Efficient adsorption and in-situ ceramics immobilization of simulated trivalent actinides (Nd) by amino-functionalized mesoporous zirconia-silica

Abstract

It is of great significance to develop a kind of adsorbent which can adsorb and in-situ immobilize radionuclides from aqueous solution. Herein, new amino-functionalized mesoporous zirconia-silica (ZNSi) composites were prepared and applied to adsorb and in-situ immobilize the simulated trivalent actinides (Nd) from aqueous solution. The obtained ZNSi composites exhibited high Nd adsorption capacity (31.14 mg/g) owing to the formation of Nd(OH)3 via the reaction between Nd3+ and OH− derived from the protonation of amino groups.
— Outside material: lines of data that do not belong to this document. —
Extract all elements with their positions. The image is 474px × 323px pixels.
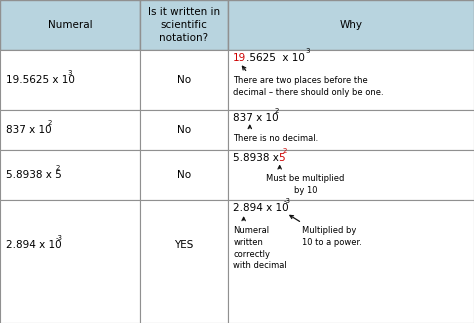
Bar <box>0 110 140 150</box>
Bar <box>228 50 474 110</box>
Bar <box>140 50 228 110</box>
Bar <box>228 110 474 150</box>
Text: Is it written in
scientific
notation?: Is it written in scientific notation? <box>147 7 220 43</box>
Bar <box>140 200 228 323</box>
Text: -3: -3 <box>283 198 291 204</box>
Bar <box>0 50 140 110</box>
Bar <box>0 200 140 323</box>
Bar <box>140 0 228 50</box>
Text: 837 x 10: 837 x 10 <box>6 125 51 135</box>
Text: 19: 19 <box>233 53 246 63</box>
Text: No: No <box>177 170 191 180</box>
Bar <box>0 0 140 50</box>
Bar <box>140 150 228 200</box>
Bar <box>0 150 140 200</box>
Text: 3: 3 <box>67 70 72 76</box>
Text: 837 x 10: 837 x 10 <box>233 113 279 123</box>
Text: 3: 3 <box>305 48 310 54</box>
Bar <box>228 0 474 50</box>
Text: There are two places before the
decimal – there should only be one.: There are two places before the decimal … <box>233 76 384 97</box>
Text: Why: Why <box>339 20 362 30</box>
Text: Numeral: Numeral <box>47 20 92 30</box>
Text: 5.8938 x: 5.8938 x <box>233 153 283 163</box>
Text: 19.5625 x 10: 19.5625 x 10 <box>6 75 74 85</box>
Text: Numeral
written
correctly
with decimal: Numeral written correctly with decimal <box>233 226 287 270</box>
Bar <box>228 200 474 323</box>
Text: 5.8938 x 5: 5.8938 x 5 <box>6 170 62 180</box>
Text: 2: 2 <box>55 165 60 171</box>
Text: Must be multiplied
by 10: Must be multiplied by 10 <box>266 174 345 195</box>
Text: YES: YES <box>174 241 193 250</box>
Text: 2: 2 <box>47 120 52 126</box>
Text: -3: -3 <box>56 235 63 241</box>
Bar <box>228 150 474 200</box>
Text: There is no decimal.: There is no decimal. <box>233 134 319 143</box>
Text: .5625  x 10: .5625 x 10 <box>246 53 304 63</box>
Text: No: No <box>177 125 191 135</box>
Text: Multiplied by
10 to a power.: Multiplied by 10 to a power. <box>302 226 362 247</box>
Text: No: No <box>177 75 191 85</box>
Text: 2: 2 <box>275 108 279 114</box>
Text: 2.894 x 10: 2.894 x 10 <box>6 241 61 250</box>
Text: 2: 2 <box>283 148 287 154</box>
Text: 5: 5 <box>278 153 285 163</box>
Text: 2.894 x 10: 2.894 x 10 <box>233 203 289 214</box>
Bar <box>140 110 228 150</box>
The spent adsorbents with adsorbed Nd3+ were successfully changed to stable ZrSiO4-based glass ceramics by simple sintering treatment. The ZrO2 and Nd contents had great effect on the phase composition, microstructure evolution and aqueous stability of the obtained ZrSiO4-based glass ceramics waste forms. The immobilized Nd showed excellent aqueous stability (10−7 g m−2 d−1) due to the crystal lattice immobilization of ZrSiO4. Owing to the efficient adsorption and in-situ immobilization ability, the obtained ZNSi could be potential materials for radioactive wastewater treatment.